As a number of states revolt over the idea of implementing the Common Core State Standards, I think we need to take a step back, look at the standards objectively, and ask a few questions. Will the standards make educators better teachers? Will they make students better learners? That’s all that matters when you get down to it. If the standards are successful in achieving these goals, let’s call a truce. If they aren’t, let’s use our good sense and can them.
The common core is not an earth-shattering revolution, at least not for Iowa teachers, of which I am one. In 2008, the state implemented the Iowa Core, and we have been working to incorporate those standards into our classrooms ever since.

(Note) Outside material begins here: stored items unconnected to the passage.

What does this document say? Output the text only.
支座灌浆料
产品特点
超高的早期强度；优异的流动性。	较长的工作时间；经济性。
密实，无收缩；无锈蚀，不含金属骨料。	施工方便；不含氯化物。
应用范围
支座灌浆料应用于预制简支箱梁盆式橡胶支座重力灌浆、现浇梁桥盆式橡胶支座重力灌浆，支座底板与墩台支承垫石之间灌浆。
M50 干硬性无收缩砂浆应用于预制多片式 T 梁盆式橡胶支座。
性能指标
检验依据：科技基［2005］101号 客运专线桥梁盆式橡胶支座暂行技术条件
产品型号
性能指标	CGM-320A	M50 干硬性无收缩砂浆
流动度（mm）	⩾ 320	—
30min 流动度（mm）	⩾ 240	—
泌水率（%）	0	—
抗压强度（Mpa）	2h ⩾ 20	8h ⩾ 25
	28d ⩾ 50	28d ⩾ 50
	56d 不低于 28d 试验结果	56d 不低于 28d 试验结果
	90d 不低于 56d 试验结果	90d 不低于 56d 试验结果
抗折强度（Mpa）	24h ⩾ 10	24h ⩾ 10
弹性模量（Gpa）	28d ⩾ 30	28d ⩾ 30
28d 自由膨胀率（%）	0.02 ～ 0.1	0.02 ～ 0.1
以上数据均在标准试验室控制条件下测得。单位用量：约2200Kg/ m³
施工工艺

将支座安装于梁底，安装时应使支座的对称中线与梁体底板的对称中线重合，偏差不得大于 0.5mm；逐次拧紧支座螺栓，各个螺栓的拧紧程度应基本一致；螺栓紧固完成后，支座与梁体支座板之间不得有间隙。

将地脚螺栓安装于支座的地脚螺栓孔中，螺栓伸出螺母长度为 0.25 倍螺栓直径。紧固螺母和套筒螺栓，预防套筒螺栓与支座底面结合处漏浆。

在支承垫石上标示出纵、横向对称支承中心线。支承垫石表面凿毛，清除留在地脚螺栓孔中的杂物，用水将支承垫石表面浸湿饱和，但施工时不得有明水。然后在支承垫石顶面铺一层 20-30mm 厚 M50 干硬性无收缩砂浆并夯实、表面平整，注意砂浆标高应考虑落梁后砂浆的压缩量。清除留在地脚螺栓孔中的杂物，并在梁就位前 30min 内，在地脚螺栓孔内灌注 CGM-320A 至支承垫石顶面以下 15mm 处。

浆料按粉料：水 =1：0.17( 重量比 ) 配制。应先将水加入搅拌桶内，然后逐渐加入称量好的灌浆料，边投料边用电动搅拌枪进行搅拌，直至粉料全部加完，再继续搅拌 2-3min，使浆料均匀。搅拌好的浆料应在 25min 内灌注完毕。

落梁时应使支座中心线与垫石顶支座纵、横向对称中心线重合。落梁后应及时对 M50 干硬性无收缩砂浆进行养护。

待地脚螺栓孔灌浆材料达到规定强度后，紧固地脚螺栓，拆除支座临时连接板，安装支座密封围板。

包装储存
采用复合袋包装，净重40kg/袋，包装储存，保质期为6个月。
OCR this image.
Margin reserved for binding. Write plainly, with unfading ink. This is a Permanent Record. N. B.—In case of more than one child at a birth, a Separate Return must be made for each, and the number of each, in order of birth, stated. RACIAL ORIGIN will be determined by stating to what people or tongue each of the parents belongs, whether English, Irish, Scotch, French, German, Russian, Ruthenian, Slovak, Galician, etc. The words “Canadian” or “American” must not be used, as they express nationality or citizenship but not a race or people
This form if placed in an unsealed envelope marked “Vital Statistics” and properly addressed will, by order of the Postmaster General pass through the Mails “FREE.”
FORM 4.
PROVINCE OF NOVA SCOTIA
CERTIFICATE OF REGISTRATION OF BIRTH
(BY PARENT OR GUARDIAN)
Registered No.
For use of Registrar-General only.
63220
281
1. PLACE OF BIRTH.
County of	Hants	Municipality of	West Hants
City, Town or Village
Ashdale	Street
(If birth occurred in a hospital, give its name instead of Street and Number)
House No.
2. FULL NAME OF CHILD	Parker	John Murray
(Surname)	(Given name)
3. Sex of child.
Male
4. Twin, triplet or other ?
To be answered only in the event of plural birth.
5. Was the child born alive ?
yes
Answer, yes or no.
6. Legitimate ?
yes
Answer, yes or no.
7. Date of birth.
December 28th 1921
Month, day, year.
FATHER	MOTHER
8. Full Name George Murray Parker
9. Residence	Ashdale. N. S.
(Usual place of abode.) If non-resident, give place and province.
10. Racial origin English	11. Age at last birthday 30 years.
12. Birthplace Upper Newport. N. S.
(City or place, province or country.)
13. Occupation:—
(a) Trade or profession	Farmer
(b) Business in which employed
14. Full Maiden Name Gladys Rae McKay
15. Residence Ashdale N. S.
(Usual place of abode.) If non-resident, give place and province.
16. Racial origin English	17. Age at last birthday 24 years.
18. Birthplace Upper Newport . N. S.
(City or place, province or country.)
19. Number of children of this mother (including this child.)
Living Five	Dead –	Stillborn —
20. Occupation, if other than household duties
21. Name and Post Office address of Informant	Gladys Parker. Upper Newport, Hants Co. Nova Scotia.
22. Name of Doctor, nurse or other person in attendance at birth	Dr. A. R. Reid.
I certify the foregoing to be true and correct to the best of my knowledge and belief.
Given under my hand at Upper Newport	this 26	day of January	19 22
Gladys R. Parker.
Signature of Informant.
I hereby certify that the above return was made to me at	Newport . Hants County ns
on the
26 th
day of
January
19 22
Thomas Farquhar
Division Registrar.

Having to meet standards and then being held accountable is an experience that everyone should have in his or her life. I have standards when I coach teachers. I have standards for the students in my classroom. My administration has standards for me, and those standards push me professionally and guide me in my teaching practice. Having standards makes me a better person and a better teacher. I think it’s fair for the nation to have standards when it comes to education. This seems like common sense.
Where I feel the Iowa Core (and possibly the common core) is getting it wrong is in the massive number of standards that teachers are required to cover—an issue I struggle with as a middle school social studies teacher. And by placing such heavy importance on the standardization of testing, we are also overlooking teachers as the true assessors of knowledge. This predicament could lead to subpar teaching and learning, particularly if educators are forced to rush through material just for the sake of covering it and then place all our value in learning to one test.
Having to meet standards and then being held accountable is an experience that everyone should have in his or her life.”
At times, I feel as if I’m drowning in Iowa’s social studies standards—there are roughly 160. I’m no math expert, but factoring in three years of middle school, I calculated that in order to cover all 160, a teacher would have roughly 3.3 days to teach each one. And that’s not counting the late starts and early outs; the days lost before and after any big holiday; or the countless time spent on discipline, fundraisers, or conversations with young impressionable teens about how to develop into socially acceptable human beings.
As any good educator knows, just because you’re standing in front of the room teaching your students, it doesn’t always mean that they are learning the material.
However, like all of us who are in a similar situation, I am concerned about standardized testing. I do believe standardized tests have value. They are one tool that helps teachers know what instruction to change and improve to help struggling students. I don’t believe standardized tests have all the answers, though. As I sat in on a literacy meeting with a sales representative for an assessment company recently, what I heard repeatedly was that its product would help raise our students’ test scores. I wondered: Are kids learning how to read better or just learning how to take a test?
I feel blessed to be in a school that lets teachers do their job, rather than replacing them with a workbook specifically aligned to deliver higher scores. Certain school districts place so much emphasis on raising reading and math test scores that they are not allowing some of their most talented teachers to teach, and are instead relying on prepackaged curricula that promise better scores.
I have talked to teachers and parents at a number of schools that rely so heavily on standardized tests that a portion of the teaching week is devoted just to practicing and gathering data for them. The 3rd grade daughter of a parent I know begged her mother to pull her out of school because of the anxiety created by these high-pressure tests.
We also know that with standardized learning that we cannot actually measure every standard by a test. For example, one Iowa Core standard reads: “Understand the importance of volunteerism as a characteristic of American society.” I believe this is a great standard. I know it’s important to develop character and citizenship in our youth and that volunteerism does this. But, how do you test for character? And if you can’t test for it, do you get rid of the standard? I hope not. I believe the most worthwhile thing I can do is have my 8th graders host a community breakfast for our veterans. When they get notes from veterans saying that this is the first time they have even been honored, the students understand that standard.
Many other countries have structured curriculum and standards. South Korea has a nationalized, structured curriculum with clear standards that yield high results. When I was in South Korea at a teaching seminar in 2009, I asked a young Korean teaching assistant if he thought his students were smarter than Americans, as a result of his country’s educational system. He replied, “We are taught how to be good test-takers; however, Americans are taught to be innovators and to think differently.” I have pondered this statement for many years, and have come to the conclusion that we produce innovators because we give teachers the freedom to teach outside the box.
This brings me back to my initial questions: Am I a better teacher as a result of teaching to the Iowa Core? And are my students learning more as a result? The verdict is still out, but I believe that common standards can be a useful tool for teachers, parents, and students. Still, we must remember that it is just one tool and not the be-all and end-all to solve all of America’s education problems. As long as we have teachers who foster true thinking with school leaders that back them up, the United States can continue to grow innovative young minds regardless of any new education policy.